Underesecretary of Economy
- In office 1972 – 11 September 1973
- Preceded by: Fernando Flores
- Succeeded by: Enrique Lackington

Personal details
- Born: 6 January 1941 Santiago, Chile
- Died: 24 February 2016 (aged 75) Santiago, Chile
- Party: Socialist Party (PS)
- Spouse: Marcela Medina
- Children: Six
- Education: Liceo José Victorino Lastarria
- Alma mater: University of Chile (LL.B); Catholic University of Louvain (M.D.);
- Occupation: Politician
- Profession: Lawyer

= Armando Arancibia =

Chilean politician (1941–2016)

Armando Arancibia Calderón (6 January 1941 – 24 February 2016) is a Chilean politician who served as deputy.

==Biography==
He was born on 6 January 1941 in Santiago, Chile, the son of Silvia Calderón Beltramín and Armando Arancibia Sotomayor.

In 1990, he married Marcela Medina Ricci. He was the father of six children.

He completed his primary education at the Colegio Alemán de Santiago and his secondary education at the Liceo José Victorino Lastarria in Santiago and at the Liceo de Illapel. He later studied Law at the University of Chile, graduating in 1966 and subsequently qualifying as a lawyer. He also completed a Master’s degree in Economics in the Graduate Program in Latin American Studies (ESCOLATINA).

He served as Professor of Economic Theory and Economic Policy at the Schools of Law and Economics of the University of Chile. Between 1980 and 1981, he was a visiting professor at the University of Louvain, Belgium.

==Political career==
After participating in the Radical University Group (GUR), he joined the Socialist Party of Chile in 1962.

Between 1970 and 1971, he was Economic Advisor to the Ministry of Foreign Affairs. He served as Chairman of the Board, Executive Vice President and General Manager of the El Teniente Mining Company. In 1972, he was appointed Undersecretary of Economy, a position he held until September 1973, when the military coup took place.

In 1974, he went into exile in Mexico, where he worked as professor and researcher at the Centro de Investigación y Docencia Económicas (CIDE) and other academic institutions. In 1979, together with other Latin American economists, he founded the journal Economía de América Latina, serving as its editor until 1984.

Between 1982 and 1984, he served as Secretary and member of the Central Committee of the Mexico branch of the Socialist Party of Chile and as Deputy Director and Director of the Institute of Economic Studies of Latin America at CIDE.

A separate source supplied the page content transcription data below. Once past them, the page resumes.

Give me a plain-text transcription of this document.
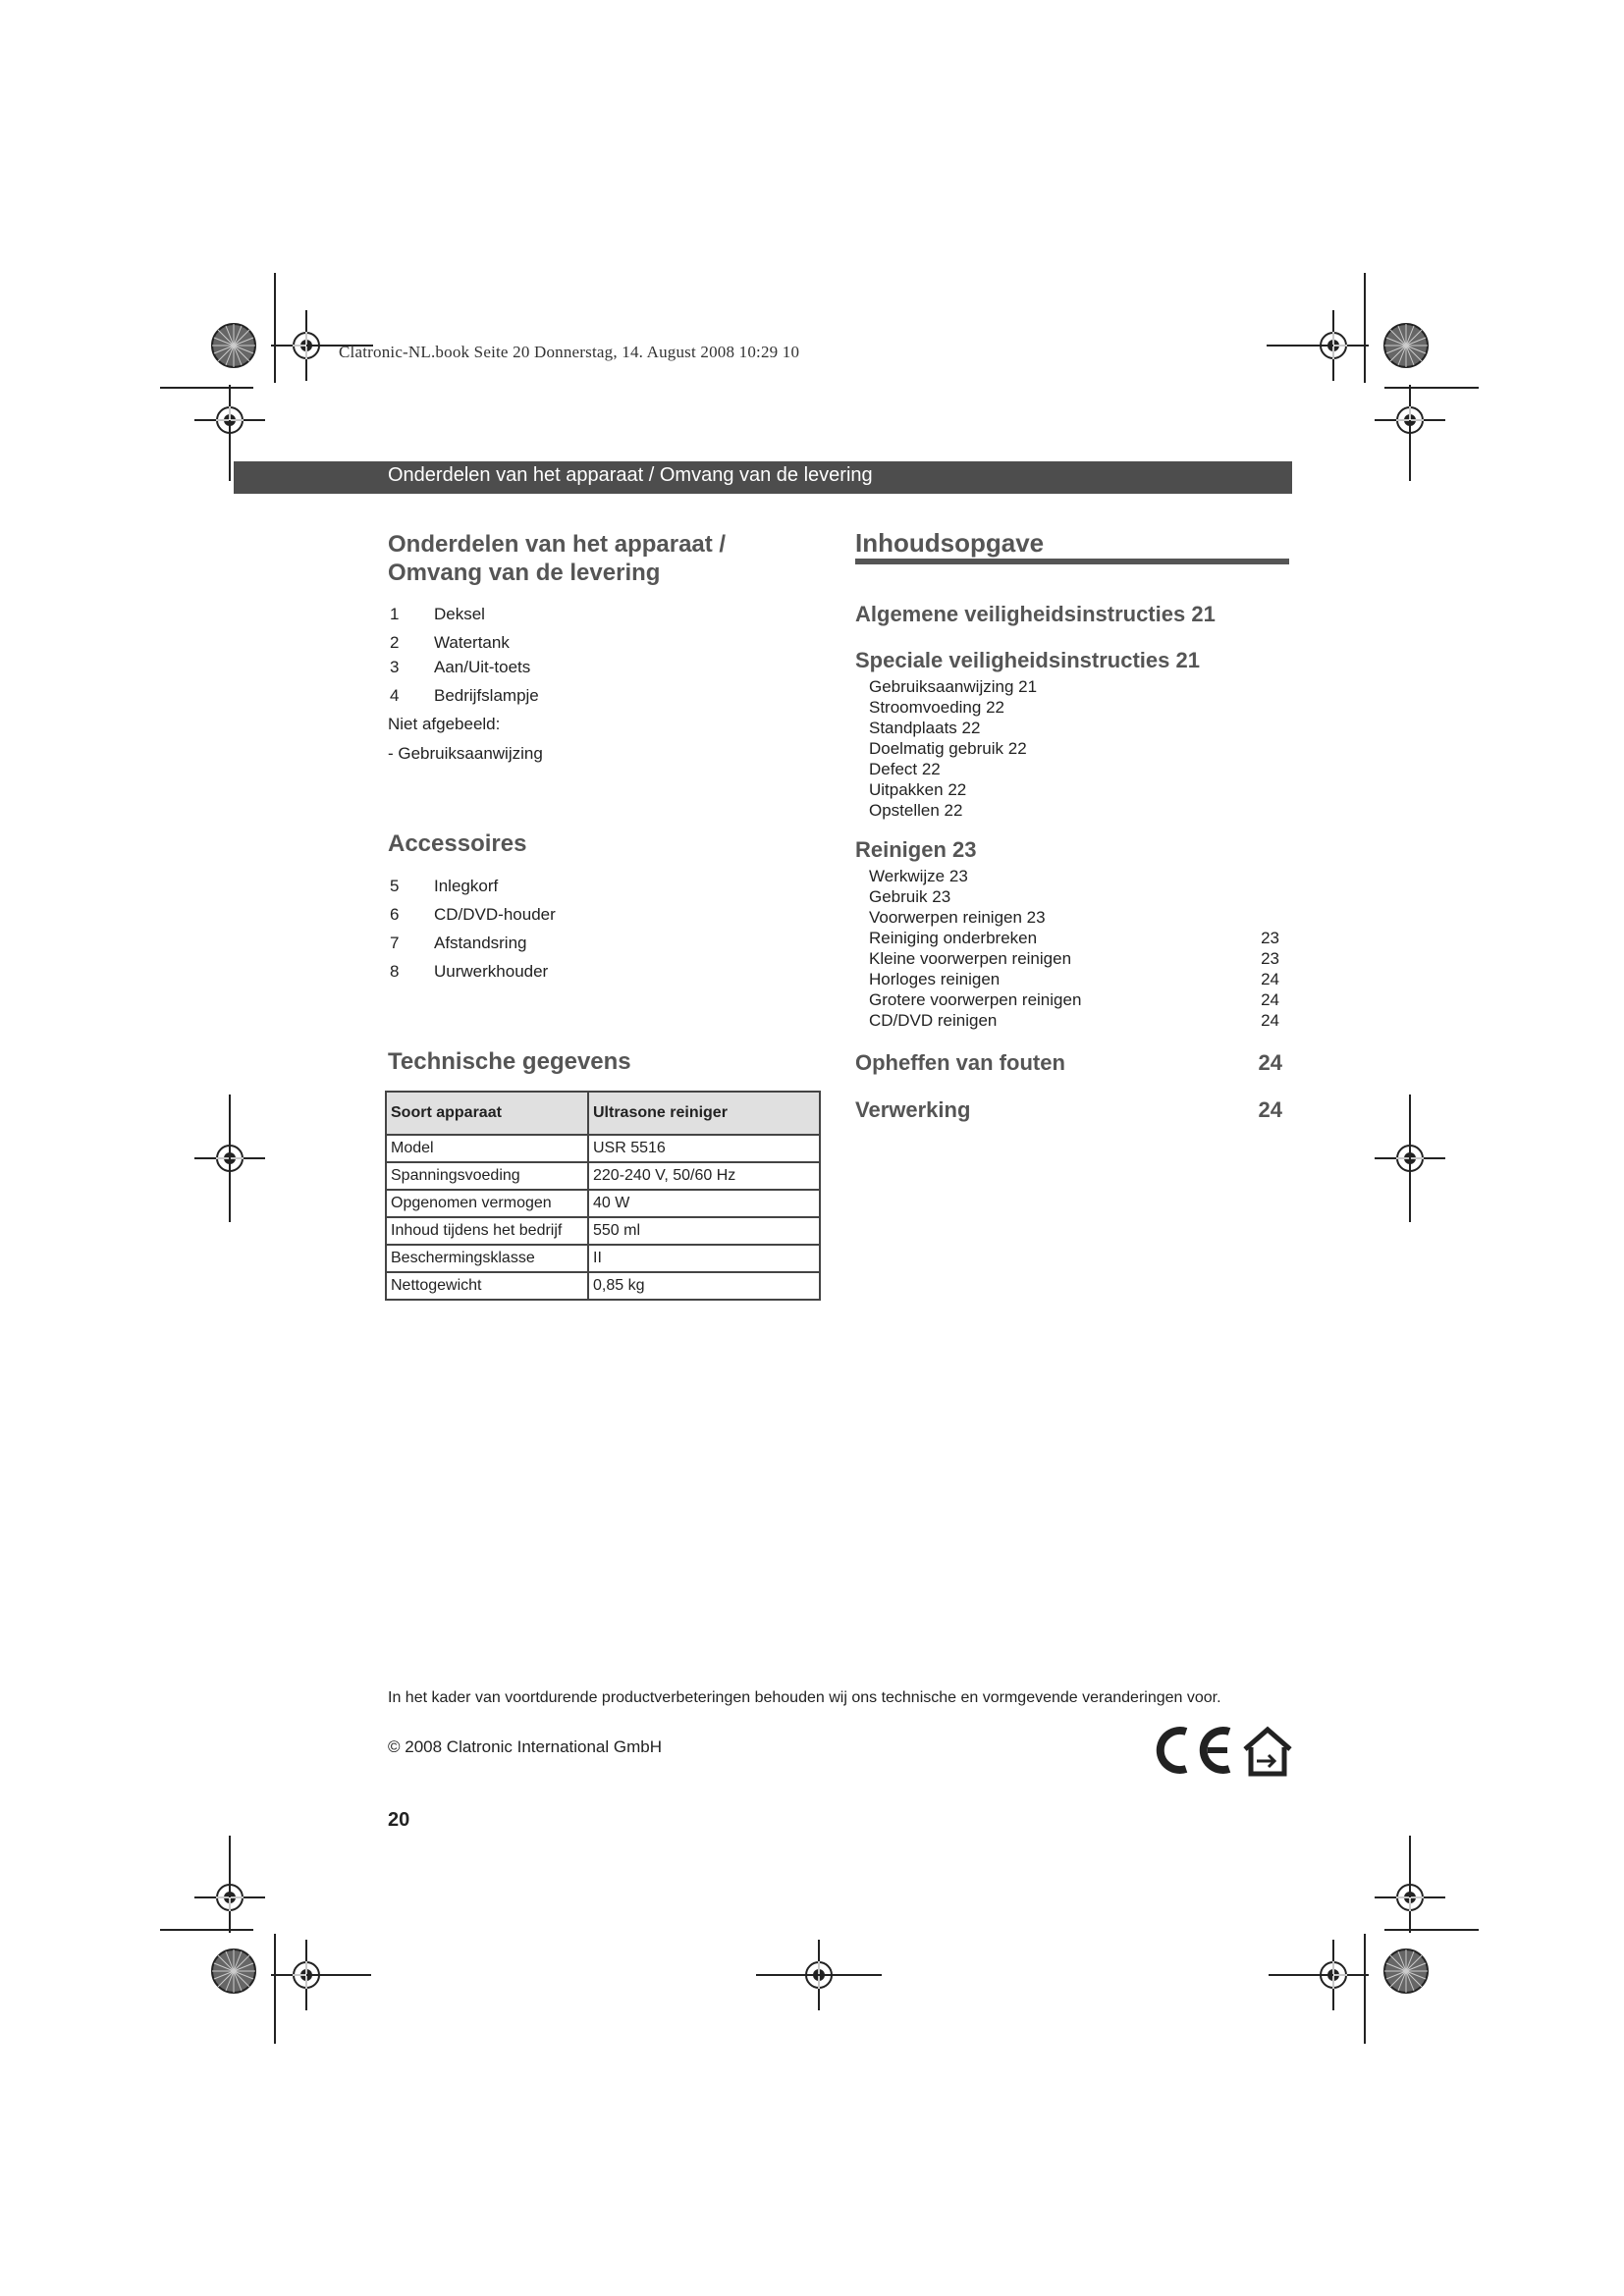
Clatronic-NL.book Seite 20 Donnerstag, 14. August 2008 10:29 10
Onderdelen van het apparaat / Omvang van de levering
Onderdelen van het apparaat /
Omvang van de levering
1 Deksel
2 Watertank
3 Aan/Uit-toets
4 Bedrijfslampje
Niet afgebeeld:
- Gebruiksaanwijzing
Accessoires
5 Inlegkorf
6 CD/DVD-houder
7 Afstandsring
8 Uurwerkhouder
Technische gegevens
Soort apparaat	Ultrasone reiniger
Model	USR 5516
Spanningsvoeding	220-240 V, 50/60 Hz
Opgenomen vermogen	40 W
Inhoud tijdens het bedrijf	550 ml
Beschermingsklasse	II
Nettogewicht	0,85 kg
Inhoudsopgave
Algemene veiligheidsinstructies 21
Speciale veiligheidsinstructies 21
Gebruiksaanwijzing 21
Stroomvoeding 22
Standplaats 22
Doelmatig gebruik 22
Defect 22
Uitpakken 22
Opstellen 22
Reinigen 23
Werkwijze 23
Gebruik 23
Voorwerpen reinigen 23
Reiniging onderbreken	23
Kleine voorwerpen reinigen	23
Horloges reinigen	24
Grotere voorwerpen reinigen	24
CD/DVD reinigen	24
Opheffen van fouten	24
Verwerking	24
In het kader van voortdurende productverbeteringen behouden wij ons technische en vormgevende veranderingen voor.
© 2008 Clatronic International GmbH
20
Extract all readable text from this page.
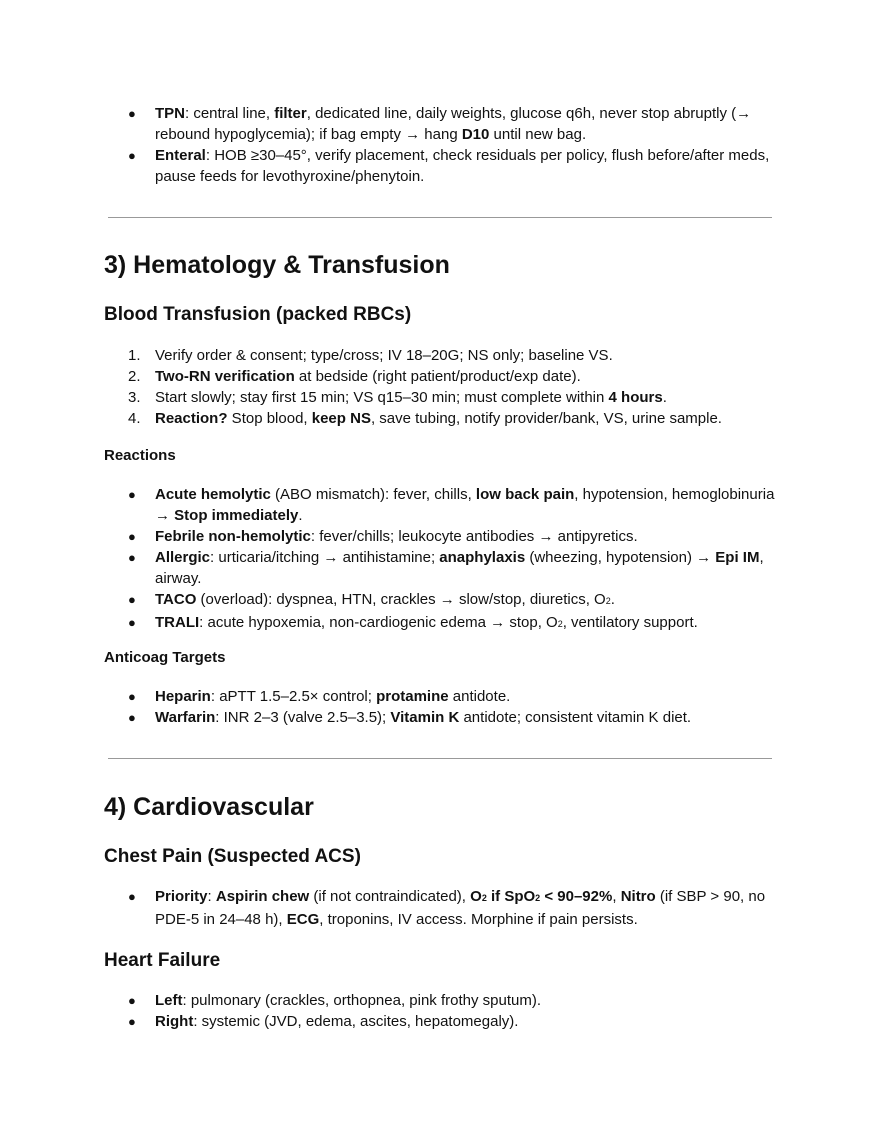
● TPN: central line, filter, dedicated line, daily weights, glucose q6h, never stop abruptly (→ rebound hypoglycemia); if bag empty → hang D10 until new bag.
● Enteral: HOB ≥30–45°, verify placement, check residuals per policy, flush before/after meds, pause feeds for levothyroxine/phenytoin.
3) Hematology & Transfusion
Blood Transfusion (packed RBCs)
1. Verify order & consent; type/cross; IV 18–20G; NS only; baseline VS.
2. Two-RN verification at bedside (right patient/product/exp date).
3. Start slowly; stay first 15 min; VS q15–30 min; must complete within 4 hours.
4. Reaction? Stop blood, keep NS, save tubing, notify provider/bank, VS, urine sample.
Reactions
● Acute hemolytic (ABO mismatch): fever, chills, low back pain, hypotension, hemoglobinuria → Stop immediately.
● Febrile non-hemolytic: fever/chills; leukocyte antibodies → antipyretics.
● Allergic: urticaria/itching → antihistamine; anaphylaxis (wheezing, hypotension) → Epi IM, airway.
● TACO (overload): dyspnea, HTN, crackles → slow/stop, diuretics, O2.
● TRALI: acute hypoxemia, non-cardiogenic edema → stop, O2, ventilatory support.
Anticoag Targets
● Heparin: aPTT 1.5–2.5× control; protamine antidote.
● Warfarin: INR 2–3 (valve 2.5–3.5); Vitamin K antidote; consistent vitamin K diet.
4) Cardiovascular
Chest Pain (Suspected ACS)
● Priority: Aspirin chew (if not contraindicated), O2 if SpO2 < 90–92%, Nitro (if SBP > 90, no PDE-5 in 24–48 h), ECG, troponins, IV access. Morphine if pain persists.
Heart Failure
● Left: pulmonary (crackles, orthopnea, pink frothy sputum).
● Right: systemic (JVD, edema, ascites, hepatomegaly).
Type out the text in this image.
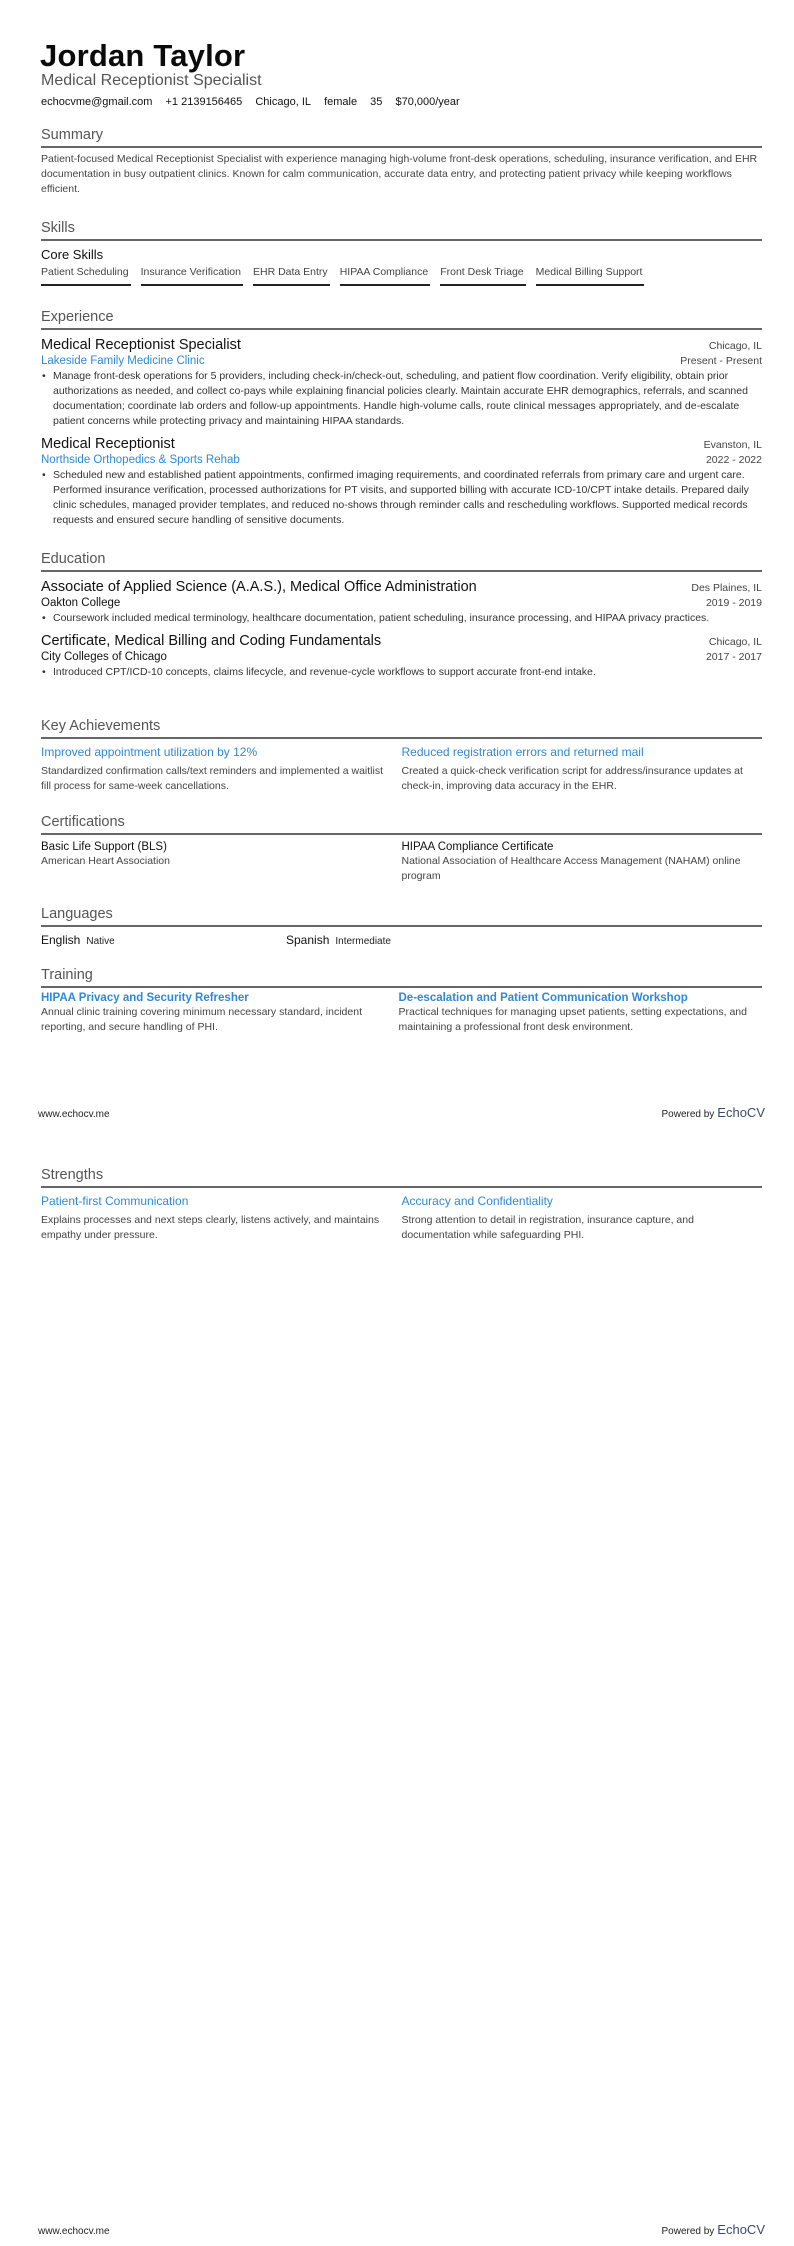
Jordan Taylor
Medical Receptionist Specialist
echocvme@gmail.com +1 2139156465 Chicago, IL female 35 $70,000/year
Summary
Patient-focused Medical Receptionist Specialist with experience managing high-volume front-desk operations, scheduling, insurance verification, and EHR documentation in busy outpatient clinics. Known for calm communication, accurate data entry, and protecting patient privacy while keeping workflows efficient.
Skills
Core Skills
Patient Scheduling Insurance Verification EHR Data Entry HIPAA Compliance Front Desk Triage Medical Billing Support
Experience
Medical Receptionist Specialist	Chicago, IL
Lakeside Family Medicine Clinic	Present - Present
• Manage front-desk operations for 5 providers, including check-in/check-out, scheduling, and patient flow coordination. Verify eligibility, obtain prior authorizations as needed, and collect co-pays while explaining financial policies clearly. Maintain accurate EHR demographics, referrals, and scanned documentation; coordinate lab orders and follow-up appointments. Handle high-volume calls, route clinical messages appropriately, and de-escalate patient concerns while protecting privacy and maintaining HIPAA standards.
Medical Receptionist	Evanston, IL
Northside Orthopedics & Sports Rehab	2022 - 2022
• Scheduled new and established patient appointments, confirmed imaging requirements, and coordinated referrals from primary care and urgent care. Performed insurance verification, processed authorizations for PT visits, and supported billing with accurate ICD-10/CPT intake details. Prepared daily clinic schedules, managed provider templates, and reduced no-shows through reminder calls and rescheduling workflows. Supported medical records requests and ensured secure handling of sensitive documents.
Education
Associate of Applied Science (A.A.S.), Medical Office Administration	Des Plaines, IL
Oakton College	2019 - 2019
• Coursework included medical terminology, healthcare documentation, patient scheduling, insurance processing, and HIPAA privacy practices.
Certificate, Medical Billing and Coding Fundamentals	Chicago, IL
City Colleges of Chicago	2017 - 2017
• Introduced CPT/ICD-10 concepts, claims lifecycle, and revenue-cycle workflows to support accurate front-end intake.
Key Achievements
Improved appointment utilization by 12%
Standardized confirmation calls/text reminders and implemented a waitlist fill process for same-week cancellations.
Reduced registration errors and returned mail
Created a quick-check verification script for address/insurance updates at check-in, improving data accuracy in the EHR.
Certifications
Basic Life Support (BLS)
American Heart Association
HIPAA Compliance Certificate
National Association of Healthcare Access Management (NAHAM) online program
Languages
English Native	Spanish Intermediate
Training
HIPAA Privacy and Security Refresher
Annual clinic training covering minimum necessary standard, incident reporting, and secure handling of PHI.
De-escalation and Patient Communication Workshop
Practical techniques for managing upset patients, setting expectations, and maintaining a professional front desk environment.
www.echocv.me	Powered by EchoCV
Strengths
Patient-first Communication
Explains processes and next steps clearly, listens actively, and maintains empathy under pressure.
Accuracy and Confidentiality
Strong attention to detail in registration, insurance capture, and documentation while safeguarding PHI.
www.echocv.me	Powered by EchoCV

Upon returning to Chile, he joined the Central Committee of the Socialist Party of Chile and later served on its Political Commission; he was appointed Secretary of International Relations and head of the party’s Economic Commission. He also participated in the Economic-Social Commission of the Concertación de Partidos por la Democracia and was member of the central leadership of the Party for Democracy (PPD).

In the 1989 parliamentary elections, he was elected Deputy for District No. 6 of the III Region of Atacama for the 1990–1994 term. In 1993, he was re-elected for the 1994–1998 term. In 1997, he ran for a third term but was not re-elected.

After completing his parliamentary term, he was appointed Director of the Empresa Portuaria Coquimbo on 1 October 1998, serving until 11 March 2000.

On 11 March 2000, he was appointed Intendant of the Atacama Region by President Ricardo Lagos, holding office until 26 December 2001.

He was later appointed Public Notary in San Miguel, with jurisdiction in the commune of La Cisterna.

He died on 24 February 2016 in Santiago, Chile.